Men as loud as their shirts, children unshackling themselves from screens, flight attendants sneakily doling out an extra bottle of wine – there’s a certain exuberance to the mood aboard flights to holiday destinations.

Such is the case on the way to Fiji’s Nadi airport, where even an unwanted delay provided an opportunity for a second glance at glorious, glittering coastlines.

Invited to sample the delights of Outrigger Resorts’ Fiji operations, which are manifold. We were greeted at the resort’s entrance by a burly fellow yelling “BULA” at the top of his capacious lungs, a performance repeated about once every three minutes for the rest of our stay.

The effect was quite reassuring after a while, a thrum of life among the idyll that is Outrigger on the Lagoon.

On the main island’s Coral Coast, it’s a first-class, five-star resort sculpted to look like a traditional Fijian village.

Every room has a view, and just about every view involves birds flying past sun-kissed palm fronds and the lapis lazuli water in the reef-fringed lagoon beyond.

Our first day in Fiji, however, involved working up a bit of a sweat.

SUMMER 27 Jan Fiji HR Castaway Island exterior 2

We trundled off to the Conua School in Sigatoka Valley, where guests join the resort’s engineering team for a spot of community work – building a new bure, or community hall, for use by the school and the surrounding villages.

The outreach program is proving popular with resort guests.

Maybe it’s the appeal of a workout between cocktails, but a few hours spent painting the community hall’s windows and doors were appreciated by children and teachers alike, as were gifts of books and stationery.

That appreciation was made official in a kava ceremony. Fiji’s official drink, kava is made from the powdered root of the kava plant.

It gives a first impression of water that has had a muddy sock washed in it, but there’s a pleasant spicy flavour that accompanies the earthy overtones.

The mild narcotic effect is rather fun, too.

Day two began with an 8am yoga session. Deciding this would be a rather rude start to life in the tropics, I cheerfully arose more than two hours later, barely in time for a planned visit to a local church.

Some astonishing voices and astonishingly cute children later, we were back at the hotel for a cooking class.

Under the tutelage of multi-award-winning chefs Priya Darshani and Shailesh Naidu, we put together a meal of chilli, lime and coconut prawns; mud crab poached in coconut milk; a marvellous chicken curry; and a dessert made of banana and sago.

I gleefully texted my girlfriend pictures. She sent back a picture of her lunch, a rather forlorn-looking fried egg.

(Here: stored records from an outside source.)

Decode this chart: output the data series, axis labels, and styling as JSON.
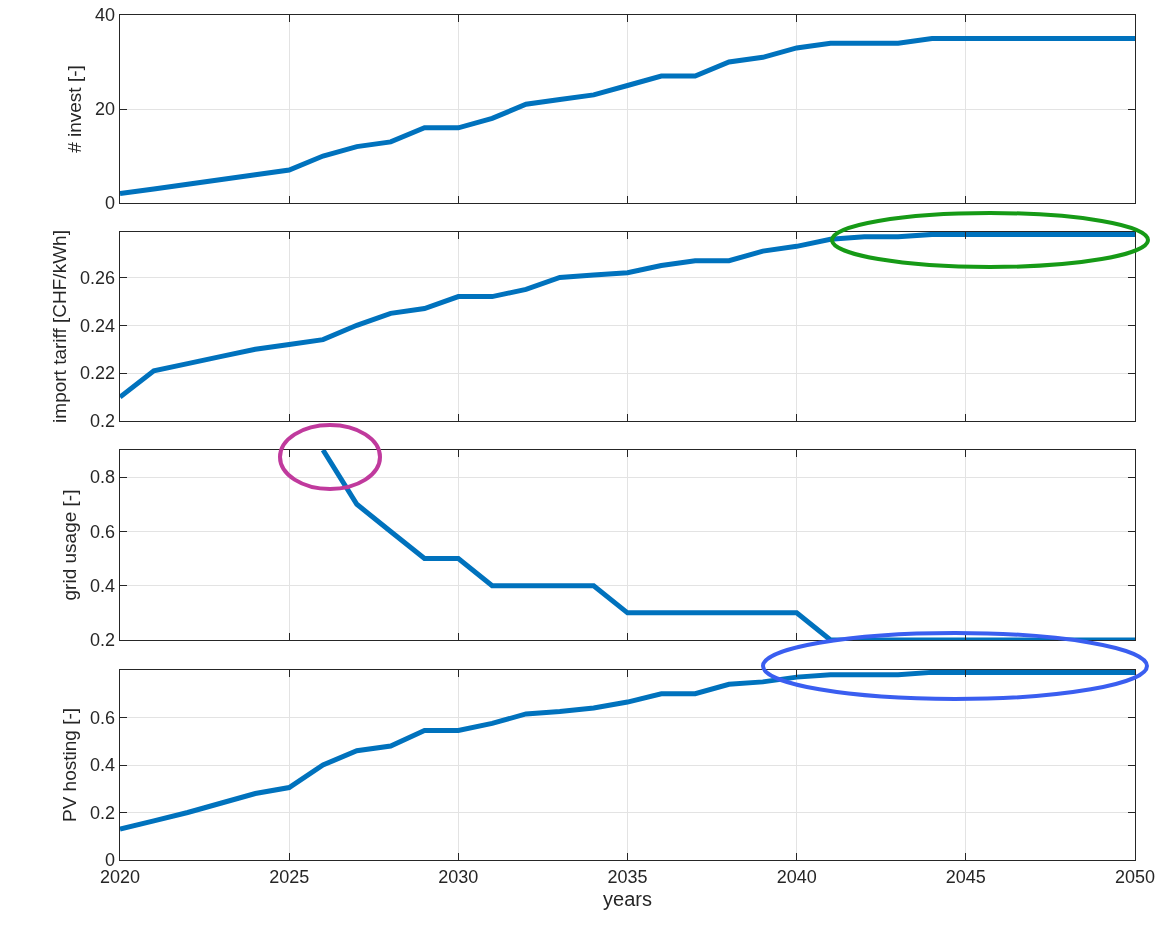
{
  "chart_data": [
    {
      "type": "line",
      "ylabel": "# invest [-]",
      "x": [
        2020,
        2021,
        2022,
        2023,
        2024,
        2025,
        2026,
        2027,
        2028,
        2029,
        2030,
        2031,
        2032,
        2033,
        2034,
        2035,
        2036,
        2037,
        2038,
        2039,
        2040,
        2041,
        2042,
        2043,
        2044,
        2045,
        2046,
        2047,
        2048,
        2049,
        2050
      ],
      "series": [
        {
          "color": "#0072bd",
          "values": [
            2,
            3,
            4,
            5,
            6,
            7,
            10,
            12,
            13,
            16,
            16,
            18,
            21,
            22,
            23,
            25,
            27,
            27,
            30,
            31,
            33,
            34,
            34,
            34,
            35,
            35,
            35,
            35,
            35,
            35,
            35
          ]
        }
      ],
      "xlim": [
        2020,
        2050
      ],
      "xticks": [
        2020,
        2025,
        2030,
        2035,
        2040,
        2045,
        2050
      ],
      "ylim": [
        0,
        40
      ],
      "yticks": [
        0,
        20,
        40
      ],
      "grid": true,
      "tick_labels": "y"
    },
    {
      "type": "line",
      "ylabel": "import tariff [CHF/kWh]",
      "x": [
        2020,
        2021,
        2022,
        2023,
        2024,
        2025,
        2026,
        2027,
        2028,
        2029,
        2030,
        2031,
        2032,
        2033,
        2034,
        2035,
        2036,
        2037,
        2038,
        2039,
        2040,
        2041,
        2042,
        2043,
        2044,
        2045,
        2046,
        2047,
        2048,
        2049,
        2050
      ],
      "series": [
        {
          "color": "#0072bd",
          "values": [
            0.21,
            0.221,
            0.224,
            0.227,
            0.23,
            0.232,
            0.234,
            0.24,
            0.245,
            0.247,
            0.252,
            0.252,
            0.255,
            0.26,
            0.261,
            0.262,
            0.265,
            0.267,
            0.267,
            0.271,
            0.273,
            0.276,
            0.277,
            0.277,
            0.278,
            0.278,
            0.278,
            0.278,
            0.278,
            0.278,
            0.278
          ]
        }
      ],
      "xlim": [
        2020,
        2050
      ],
      "xticks": [
        2020,
        2025,
        2030,
        2035,
        2040,
        2045,
        2050
      ],
      "ylim": [
        0.2,
        0.279
      ],
      "yticks": [
        0.2,
        0.22,
        0.24,
        0.26
      ],
      "grid": true,
      "tick_labels": "y"
    },
    {
      "type": "line",
      "ylabel": "grid usage [-]",
      "series": [
        {
          "color": "#0072bd",
          "x": [
            2026,
            2027,
            2028,
            2029,
            2030,
            2031,
            2032,
            2033,
            2034,
            2035,
            2036,
            2037,
            2038,
            2039,
            2040,
            2041,
            2042,
            2043,
            2044,
            2045,
            2046,
            2047,
            2048,
            2049,
            2050
          ],
          "values": [
            0.9,
            0.7,
            0.6,
            0.5,
            0.5,
            0.4,
            0.4,
            0.4,
            0.4,
            0.3,
            0.3,
            0.3,
            0.3,
            0.3,
            0.3,
            0.2,
            0.2,
            0.2,
            0.2,
            0.2,
            0.2,
            0.2,
            0.2,
            0.2,
            0.2
          ]
        }
      ],
      "xlim": [
        2020,
        2050
      ],
      "xticks": [
        2020,
        2025,
        2030,
        2035,
        2040,
        2045,
        2050
      ],
      "ylim": [
        0.2,
        0.9
      ],
      "yticks": [
        0.2,
        0.4,
        0.6,
        0.8
      ],
      "grid": true,
      "tick_labels": "y"
    },
    {
      "type": "line",
      "ylabel": "PV hosting [-]",
      "xlabel": "years",
      "x": [
        2020,
        2021,
        2022,
        2023,
        2024,
        2025,
        2026,
        2027,
        2028,
        2029,
        2030,
        2031,
        2032,
        2033,
        2034,
        2035,
        2036,
        2037,
        2038,
        2039,
        2040,
        2041,
        2042,
        2043,
        2044,
        2045,
        2046,
        2047,
        2048,
        2049,
        2050
      ],
      "series": [
        {
          "color": "#0072bd",
          "values": [
            0.13,
            0.165,
            0.2,
            0.24,
            0.28,
            0.305,
            0.4,
            0.46,
            0.48,
            0.545,
            0.545,
            0.575,
            0.615,
            0.625,
            0.64,
            0.665,
            0.7,
            0.7,
            0.74,
            0.75,
            0.77,
            0.78,
            0.78,
            0.78,
            0.79,
            0.79,
            0.79,
            0.79,
            0.79,
            0.79,
            0.79
          ]
        }
      ],
      "xlim": [
        2020,
        2050
      ],
      "xticks": [
        2020,
        2025,
        2030,
        2035,
        2040,
        2045,
        2050
      ],
      "ylim": [
        0,
        0.8
      ],
      "yticks": [
        0,
        0.2,
        0.4,
        0.6
      ],
      "grid": true
    }
  ]
}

I felt absolutely no regret, which worked quite well considering the next item on the agenda.

This involved being whisked up a hill to the views and pampering of the Bebe Spa Sanctuary. After more cocktails, of course.

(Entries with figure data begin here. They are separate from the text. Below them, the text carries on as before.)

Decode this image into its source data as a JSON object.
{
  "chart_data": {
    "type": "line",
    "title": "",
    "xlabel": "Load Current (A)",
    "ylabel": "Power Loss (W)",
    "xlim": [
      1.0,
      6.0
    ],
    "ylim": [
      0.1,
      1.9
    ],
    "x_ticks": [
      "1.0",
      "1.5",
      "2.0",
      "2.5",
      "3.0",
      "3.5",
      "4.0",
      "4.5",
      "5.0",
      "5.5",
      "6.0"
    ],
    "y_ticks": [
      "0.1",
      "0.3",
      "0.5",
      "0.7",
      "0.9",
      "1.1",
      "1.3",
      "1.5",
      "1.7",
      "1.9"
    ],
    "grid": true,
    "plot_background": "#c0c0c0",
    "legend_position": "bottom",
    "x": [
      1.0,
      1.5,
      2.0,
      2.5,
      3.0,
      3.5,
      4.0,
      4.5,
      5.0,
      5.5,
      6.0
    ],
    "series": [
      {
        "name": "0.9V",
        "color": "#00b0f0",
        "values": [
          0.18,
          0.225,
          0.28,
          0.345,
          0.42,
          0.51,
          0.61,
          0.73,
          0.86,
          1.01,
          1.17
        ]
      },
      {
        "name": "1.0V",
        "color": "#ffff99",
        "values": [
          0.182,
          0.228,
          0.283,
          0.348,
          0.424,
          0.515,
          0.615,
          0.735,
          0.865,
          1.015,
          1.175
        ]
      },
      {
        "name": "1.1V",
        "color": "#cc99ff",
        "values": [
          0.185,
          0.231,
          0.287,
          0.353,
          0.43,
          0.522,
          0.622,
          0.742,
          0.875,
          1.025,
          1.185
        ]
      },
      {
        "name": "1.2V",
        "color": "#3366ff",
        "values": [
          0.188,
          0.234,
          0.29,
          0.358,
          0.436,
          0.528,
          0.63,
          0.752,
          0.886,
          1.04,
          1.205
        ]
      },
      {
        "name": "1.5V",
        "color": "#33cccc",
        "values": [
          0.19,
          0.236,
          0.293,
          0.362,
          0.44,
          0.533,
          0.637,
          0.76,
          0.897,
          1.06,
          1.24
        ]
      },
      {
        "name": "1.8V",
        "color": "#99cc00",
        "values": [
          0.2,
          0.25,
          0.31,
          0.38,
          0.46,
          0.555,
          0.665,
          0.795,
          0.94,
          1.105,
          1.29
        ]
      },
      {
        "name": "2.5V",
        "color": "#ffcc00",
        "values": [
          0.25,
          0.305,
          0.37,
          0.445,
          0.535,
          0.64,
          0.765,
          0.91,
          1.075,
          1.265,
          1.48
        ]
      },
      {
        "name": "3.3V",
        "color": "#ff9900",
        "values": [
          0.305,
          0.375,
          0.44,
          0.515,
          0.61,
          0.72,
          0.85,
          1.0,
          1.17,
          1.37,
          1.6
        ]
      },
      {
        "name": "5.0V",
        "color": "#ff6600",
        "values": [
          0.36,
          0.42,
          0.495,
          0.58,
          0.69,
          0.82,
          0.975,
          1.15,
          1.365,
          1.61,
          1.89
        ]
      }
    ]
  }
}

My selection was the Cabe Massage; traditionally Fijian, it starts with a sugar scrub and mandarin oil massage administered in a room high above the ocean, and it is very, very, very relaxing.

Come the morning, after waking up to a reassuringly fearsome “BULA!”, we packed up and headed to Castaway Island. Also operated by Outrigger, Castaway is an oasis in paradise, a slice of white sand and lush vegetation rising from the Pacific.

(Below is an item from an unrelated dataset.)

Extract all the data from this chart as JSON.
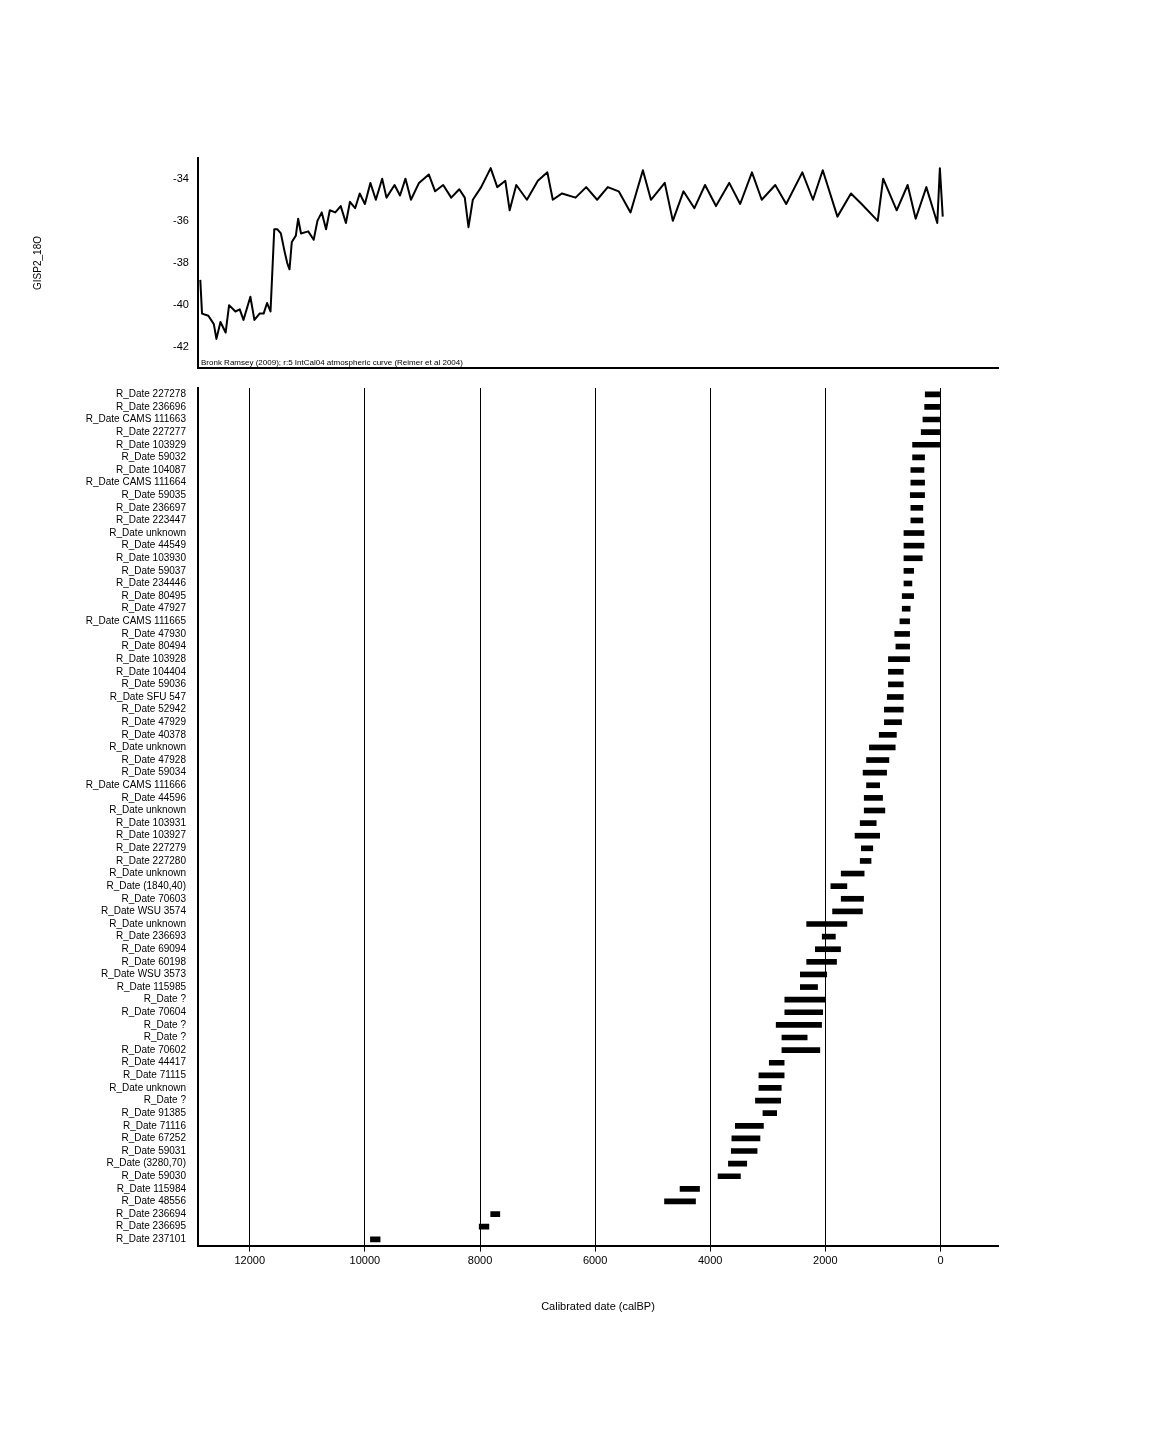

Hotel staff greet new arrivals barefoot on the beach with song and guitar. After salivating at the surroundings, it was time to head off to Modriki Island, where Tom Hanks and Robert Zemeckis filmed Cast Away.

A spot of snorkelling and champagne was followed by a picnic on the uninhabited island; it’s enough to give even the most level-headed dreams of giving it all up and working on a tan.

Dinner was exquisite. 1808, Castaway’s finest restaurant, put on a melange of Indian, Chinese and Fijian cuisines: lemongrass tea chicken, seawater confit of pork belly, and kokoda – a Fijian staple reminiscent of gazpacho – done with a Peking duck twist.

The final day began with an optional 7am session of barefoot boxing on the beach. I cheerfully arose more than three hours later, barely in time for the breakfast buffet. More swimming, snorkelling and sandcastle-building ensued before departure, but let’s not end there. Better to go back to the night before.

Picture this. It’s evening, and we’re cruising out to sea accompanied by a selection of cheeses and a stocky gentleman crooning songs so smooth he barely winked when I spilled champagne over myself.

The sunset is a riot of pastels, and one by one we fall silent to admire it. Then we turn, sun and moon sharing the same sky, and race the dark all the way home.